I speak from experience when I say that if there's something I like less than customizing MaterialUI component behavior it's working with a mangled custom-made replacement with worse semantics and functionality.
Disclosure: I work for FusionAuth, an auth provider.
I think of it like this: is the login and registration experience going to be a differentiator for your application? If so, how? Get real clear on the business value of a unique login experience (do you need to support special protocols? unique flows? pixel perfect UX control? multiple different user stores?).
If it isn't going to be a differentiator, then use a commercial or OSS solution that meets your needs, using the usual feature, standards and stability checkboxes.
If it is going to be a differentiator, evaluate the same options, but consider building as well. Much has been written about how devs underestimate the effort to build something ( https://www.google.com/search?hl=en&q=devs%20undersetimate%2... ), but I hear you, sometimes people underestimate how much effort can go into customizing something. Include, as best as you can, the features that are going to be 'differentiated', and see if customization or build from scratch is going to be more effort. (Spikes are helpful here, but to be honest, a lot of this pain is going to depend on future requirements that, being in the future, will be hard to foresee.)

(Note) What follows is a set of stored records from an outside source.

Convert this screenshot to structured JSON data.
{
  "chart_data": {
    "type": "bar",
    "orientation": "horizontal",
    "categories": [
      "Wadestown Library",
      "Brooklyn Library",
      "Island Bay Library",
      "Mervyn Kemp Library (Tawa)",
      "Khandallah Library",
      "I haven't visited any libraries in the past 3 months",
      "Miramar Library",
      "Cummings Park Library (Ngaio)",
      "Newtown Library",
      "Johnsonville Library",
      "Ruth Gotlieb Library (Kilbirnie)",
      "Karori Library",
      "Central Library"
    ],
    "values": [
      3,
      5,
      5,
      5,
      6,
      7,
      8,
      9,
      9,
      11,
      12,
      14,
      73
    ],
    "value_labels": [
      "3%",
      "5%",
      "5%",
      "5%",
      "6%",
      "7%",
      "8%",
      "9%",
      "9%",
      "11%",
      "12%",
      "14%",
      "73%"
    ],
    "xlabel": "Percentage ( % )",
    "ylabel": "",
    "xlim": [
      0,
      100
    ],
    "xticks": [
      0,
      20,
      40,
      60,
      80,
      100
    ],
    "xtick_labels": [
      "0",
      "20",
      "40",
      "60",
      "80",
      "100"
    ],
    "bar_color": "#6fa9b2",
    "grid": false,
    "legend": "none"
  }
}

If your auth flows are simple and easy to build, they'll probably be simple to customize. And if they are complex to customize, they'll probably be complex to build and support. TANSTAAFL.

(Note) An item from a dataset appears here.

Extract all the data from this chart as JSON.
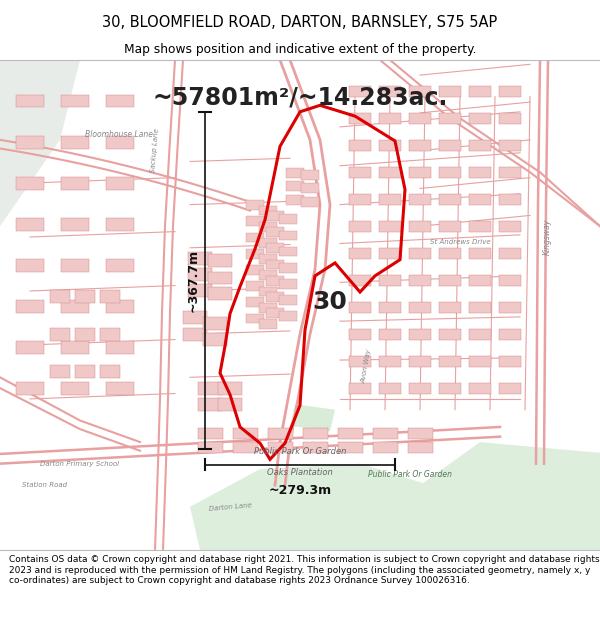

You also want to think about maintenance. This of course cuts both ways. If you own the auth code, you control it and don't have to worry about breakages out of your control ( just like having your own C compiler: https://www.joelonsoftware.com/2001/10/14/in-defense-of-not-... ), but now you are responsible when a new feature or bugfix is needed, and it falls into your existing planning process. If you outsource this functionality, you still need to do integration testing, but you hopefully won't have to redo the work. (And you have a vendor to blame/hit over the head, which may or may not be helpful.)
Another way to put it is: should you build your own data storage system? Or use an RDBMS? Neither answer is always true, but for most applications, I'd lean towards the latter. I think the same is true with auth. It's a well understood space, with a lot of good solutions; finding one and using it will probably be the best option.

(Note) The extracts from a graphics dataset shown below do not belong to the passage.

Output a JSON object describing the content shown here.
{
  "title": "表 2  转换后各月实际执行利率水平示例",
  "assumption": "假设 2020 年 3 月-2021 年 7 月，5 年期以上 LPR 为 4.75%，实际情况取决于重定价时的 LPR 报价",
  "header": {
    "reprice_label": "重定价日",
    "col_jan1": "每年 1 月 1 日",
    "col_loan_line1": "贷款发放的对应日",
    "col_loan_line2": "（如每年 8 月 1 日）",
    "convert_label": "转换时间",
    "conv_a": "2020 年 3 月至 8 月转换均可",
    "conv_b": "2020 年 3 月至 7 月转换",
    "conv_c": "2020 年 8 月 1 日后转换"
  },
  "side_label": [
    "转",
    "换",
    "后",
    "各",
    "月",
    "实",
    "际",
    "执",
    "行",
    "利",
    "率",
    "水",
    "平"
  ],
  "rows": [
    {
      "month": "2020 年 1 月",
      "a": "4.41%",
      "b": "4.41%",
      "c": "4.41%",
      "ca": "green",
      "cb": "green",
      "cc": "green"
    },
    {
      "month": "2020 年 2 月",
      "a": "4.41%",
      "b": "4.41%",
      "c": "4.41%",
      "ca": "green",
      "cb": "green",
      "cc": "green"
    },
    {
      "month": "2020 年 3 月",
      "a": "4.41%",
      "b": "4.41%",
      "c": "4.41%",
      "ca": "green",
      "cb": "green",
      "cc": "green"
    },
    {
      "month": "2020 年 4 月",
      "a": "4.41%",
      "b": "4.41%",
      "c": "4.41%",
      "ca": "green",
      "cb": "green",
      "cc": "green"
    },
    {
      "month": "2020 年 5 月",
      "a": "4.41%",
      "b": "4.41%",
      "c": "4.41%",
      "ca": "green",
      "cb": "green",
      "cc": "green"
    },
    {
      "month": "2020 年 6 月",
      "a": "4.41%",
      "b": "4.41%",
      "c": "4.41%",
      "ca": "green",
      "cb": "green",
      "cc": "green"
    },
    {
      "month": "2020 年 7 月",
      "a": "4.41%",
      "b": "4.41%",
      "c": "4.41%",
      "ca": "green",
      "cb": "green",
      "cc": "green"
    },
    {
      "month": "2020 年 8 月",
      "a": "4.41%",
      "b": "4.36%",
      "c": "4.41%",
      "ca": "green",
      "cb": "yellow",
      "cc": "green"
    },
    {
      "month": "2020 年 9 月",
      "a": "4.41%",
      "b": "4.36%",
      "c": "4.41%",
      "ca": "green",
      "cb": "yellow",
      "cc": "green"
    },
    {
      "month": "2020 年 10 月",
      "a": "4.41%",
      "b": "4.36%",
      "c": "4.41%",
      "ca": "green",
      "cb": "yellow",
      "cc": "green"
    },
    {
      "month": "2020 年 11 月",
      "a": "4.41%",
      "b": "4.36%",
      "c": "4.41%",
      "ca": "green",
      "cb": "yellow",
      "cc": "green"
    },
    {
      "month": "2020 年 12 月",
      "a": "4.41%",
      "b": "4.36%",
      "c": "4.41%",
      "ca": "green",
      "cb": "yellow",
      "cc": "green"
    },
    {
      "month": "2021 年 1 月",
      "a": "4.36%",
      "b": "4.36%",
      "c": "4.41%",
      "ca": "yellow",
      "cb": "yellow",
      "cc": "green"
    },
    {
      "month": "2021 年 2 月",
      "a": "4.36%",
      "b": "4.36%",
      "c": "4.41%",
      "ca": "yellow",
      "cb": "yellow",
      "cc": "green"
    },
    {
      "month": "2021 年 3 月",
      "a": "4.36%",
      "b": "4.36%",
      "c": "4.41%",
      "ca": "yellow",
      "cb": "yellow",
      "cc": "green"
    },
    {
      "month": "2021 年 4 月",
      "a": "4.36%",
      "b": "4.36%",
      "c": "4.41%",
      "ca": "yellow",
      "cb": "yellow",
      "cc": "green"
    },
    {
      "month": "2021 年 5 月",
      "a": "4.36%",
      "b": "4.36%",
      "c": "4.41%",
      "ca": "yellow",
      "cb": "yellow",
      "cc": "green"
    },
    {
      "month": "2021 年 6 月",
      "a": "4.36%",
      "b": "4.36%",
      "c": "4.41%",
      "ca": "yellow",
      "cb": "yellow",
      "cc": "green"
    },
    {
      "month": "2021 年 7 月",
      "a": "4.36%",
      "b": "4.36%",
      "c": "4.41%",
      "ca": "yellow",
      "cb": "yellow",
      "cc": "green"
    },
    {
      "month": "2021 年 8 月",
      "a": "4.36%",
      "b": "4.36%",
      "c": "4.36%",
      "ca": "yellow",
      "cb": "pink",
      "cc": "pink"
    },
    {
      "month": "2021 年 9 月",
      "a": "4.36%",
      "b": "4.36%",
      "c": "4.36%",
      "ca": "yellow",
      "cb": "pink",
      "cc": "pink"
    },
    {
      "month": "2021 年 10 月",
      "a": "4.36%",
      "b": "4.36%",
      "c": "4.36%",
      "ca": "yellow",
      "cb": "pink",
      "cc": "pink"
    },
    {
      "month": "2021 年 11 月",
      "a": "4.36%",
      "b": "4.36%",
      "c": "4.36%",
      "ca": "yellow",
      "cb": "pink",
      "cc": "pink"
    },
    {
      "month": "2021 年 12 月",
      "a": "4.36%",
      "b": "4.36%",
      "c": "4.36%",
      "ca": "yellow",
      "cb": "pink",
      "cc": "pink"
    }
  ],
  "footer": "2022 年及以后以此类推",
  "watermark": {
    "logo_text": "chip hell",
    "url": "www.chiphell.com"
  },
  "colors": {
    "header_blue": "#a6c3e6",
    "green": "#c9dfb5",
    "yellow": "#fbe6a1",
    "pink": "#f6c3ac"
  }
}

I’ve heard people say “don’t write your own auth” but I’ve also spent a LOT of time hacking auth libraries to fit custom designs, custom flows, etc. And building tooling to integrate libraries with other infra: middleware, test mocks, etc.
My question is this: If you have a full time dev team maintaining an application, is it really that much slower in the long term to maintain your own auth flow?
I’ve basically given up on UI frameworks like Material UI because of this issue… if you’re building something customized, and you have full time devs to support it, the “time savings” of using a library like that is, in my opinion, a scam.
You feel like you’re getting a lot for free because the stuff that works out of the box is very visible. But the months and months of cumulative time spent dealing with the complexity that comes from customization and extension is invisible, because it’s just bugs you fix, or tasks that take a week instead of a day.
My team lost probably a dev month this quarter to react-select because of this. I’ve seen the same happen with Popper, react-table, and dozens of other supposedly helpful libraries.
I’m curious what other folks think about auth specifically though. Does auth fit into this pattern, or is it something that you really can meaningfully outsource to a library?